Mupirocin ointment is effective as a topical agent for eradicating S. aureus from the nares of colonized patients or healthcare workers. A recent report by Kluytmans and coworkers suggested that SSI risk was reduced in patients who had cardiothoracic operations when mupirocin was applied preoperatively to their nares, regardless of carrier status. In this study, SSI rates for 752 mupirocin-treated patients were compared with those previously observed for an untreated group of 928 historical control patients, and the significant SSI rate reduction was attributed to the mupirocin treatment. Concerns have been raised regarding the comparability of the two patient groups. Additionally, there is concern that mupirocin resistance may emerge, although this seems unlikely when treatment courses are brief. A prospective, randomized clinical trial will be necessary to establish definitively that eradication of nasal carriage of S. aureus is an effective SSI prevention method in cardiac surgery. Such a trial has recently been completed on 3,909 patients in Iowa. Five types of operations in two facilities were observed. Preliminary analysis showed a significant association between nasal carriage of S. aureus and subsequent SSI development. The effect of mupirocin on reducing SSI risk is yet to be determined.

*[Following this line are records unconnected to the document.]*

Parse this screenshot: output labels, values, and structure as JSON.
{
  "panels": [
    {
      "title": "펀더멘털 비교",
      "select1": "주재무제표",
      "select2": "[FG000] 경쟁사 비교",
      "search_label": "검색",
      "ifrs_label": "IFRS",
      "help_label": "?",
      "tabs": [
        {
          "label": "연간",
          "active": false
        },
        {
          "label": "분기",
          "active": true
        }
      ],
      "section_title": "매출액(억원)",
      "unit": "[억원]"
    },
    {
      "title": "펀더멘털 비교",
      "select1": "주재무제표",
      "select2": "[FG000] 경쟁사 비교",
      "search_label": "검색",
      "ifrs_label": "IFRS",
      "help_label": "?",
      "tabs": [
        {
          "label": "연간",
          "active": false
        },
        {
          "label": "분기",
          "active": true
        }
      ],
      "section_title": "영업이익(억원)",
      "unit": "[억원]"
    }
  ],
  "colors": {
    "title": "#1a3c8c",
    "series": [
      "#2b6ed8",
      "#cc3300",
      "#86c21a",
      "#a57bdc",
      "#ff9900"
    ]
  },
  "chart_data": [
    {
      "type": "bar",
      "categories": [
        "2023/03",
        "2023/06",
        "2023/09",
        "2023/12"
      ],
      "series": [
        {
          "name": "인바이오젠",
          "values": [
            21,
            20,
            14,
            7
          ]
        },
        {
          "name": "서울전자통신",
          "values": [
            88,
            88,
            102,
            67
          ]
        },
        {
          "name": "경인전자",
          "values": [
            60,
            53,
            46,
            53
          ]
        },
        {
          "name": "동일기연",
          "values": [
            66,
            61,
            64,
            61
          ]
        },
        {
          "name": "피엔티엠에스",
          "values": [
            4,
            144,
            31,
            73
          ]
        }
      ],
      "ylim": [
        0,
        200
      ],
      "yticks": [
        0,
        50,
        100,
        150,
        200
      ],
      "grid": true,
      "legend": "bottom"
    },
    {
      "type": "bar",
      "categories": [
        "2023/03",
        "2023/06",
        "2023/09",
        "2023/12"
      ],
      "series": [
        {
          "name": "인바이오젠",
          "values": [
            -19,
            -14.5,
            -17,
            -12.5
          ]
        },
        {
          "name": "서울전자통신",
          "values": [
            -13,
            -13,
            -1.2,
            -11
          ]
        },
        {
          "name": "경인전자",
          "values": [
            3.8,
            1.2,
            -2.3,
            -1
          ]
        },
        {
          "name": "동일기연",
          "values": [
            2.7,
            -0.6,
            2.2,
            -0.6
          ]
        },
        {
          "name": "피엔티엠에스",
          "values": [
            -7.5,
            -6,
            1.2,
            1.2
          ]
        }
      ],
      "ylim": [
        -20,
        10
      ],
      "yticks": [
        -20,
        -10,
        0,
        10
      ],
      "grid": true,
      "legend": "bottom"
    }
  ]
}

g. Perioperative transfusion
It has been reported that perioperative transfusion of leukocyte-containing allogeneic blood components is an apparent risk factor for the development of postoperative bacterial infections, including SSI. In three of five randomized trials conducted in patients undergoing elective colon resection for cancer, the risk of SSI was at least doubled in patients receiving blood transfusions.[107-109] However, on the basis of detailed epidemiologic reconsiderations, as many as 12 confounding variables may have influenced the reported association, and any effect of transfusion on SSI risk may be either small or nonexistent.106 Because of methodologic problems, including the timing of transfusion, and use of nonstandardized SSI definitions, interpretation of the available data is limited. A metaanalysis of published trials will probably be required for resolution of the controversy. There is currently no scientific basis for withholding necessary blood products from surgical patients as a means of either incisional or organ/space SSI risk reduction.